Deterministic Sequencing of Exploration and Exploitation for Multi-Armed Bandit Problems.

link: http://arxiv.org/abs/1106.6104
Abstract

In the Multi-Armed Bandit (MAB) problem, there are a given set of arms with
unknown reward distributions. At each time, a player selects one arm to play,
aiming to maximize the total expected reward over a horizon of length T. The
essence of the problem is the tradeoff between exploration and exploitation:
playing a less explored arm to learn its reward statistics for future benefit
or playing the arm with the largest sample mean at the current time. An
approach based on a Deterministic Sequencing of Exploration and Exploitation
(DSEE) is developed for constructing sequential arm selection policies. Under
this approach, the key issue is the cardinality of the exploration sequence,
which balances the accuracy and the cost of learning and defines a lower bound
on the regret. It is show that when the moment-generating functions of the arm
reward distributions are properly bounded, the optimal logarithmic order of the
regret can be achieved by DSEE. The condition on the reward distributions can
be gradually relaxed at a cost of a higher (nevertheless, still sublinear)

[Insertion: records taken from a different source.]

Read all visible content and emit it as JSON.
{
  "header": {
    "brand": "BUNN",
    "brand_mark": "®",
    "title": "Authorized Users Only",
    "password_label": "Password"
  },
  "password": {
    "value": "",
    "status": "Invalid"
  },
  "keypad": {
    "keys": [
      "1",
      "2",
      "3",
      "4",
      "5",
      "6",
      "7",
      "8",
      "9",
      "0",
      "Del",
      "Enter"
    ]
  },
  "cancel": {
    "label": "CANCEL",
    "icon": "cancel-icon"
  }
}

regret order: for any positive integer p, O(T^{1/p}) regret can be achieved by
DSEE when the moments of the reward distributions only exist up to the pth
order. The proposed DSEE approach complements existing work on MAB by providing
corresponding results under a set of relaxed conditions on the reward
distributions. Furthermore, with a clearly defined tunable parameter-the
cardinality of the exploration sequence, the DSEE approach is more easily
extendable to variations of MAB, as demonstrated by its generalization to a
decentralized MAB with multiple players under corrupted reward observations.
Potential applications include dynamic spectrum access, multi-agent systems,
Internet advertising and Web search.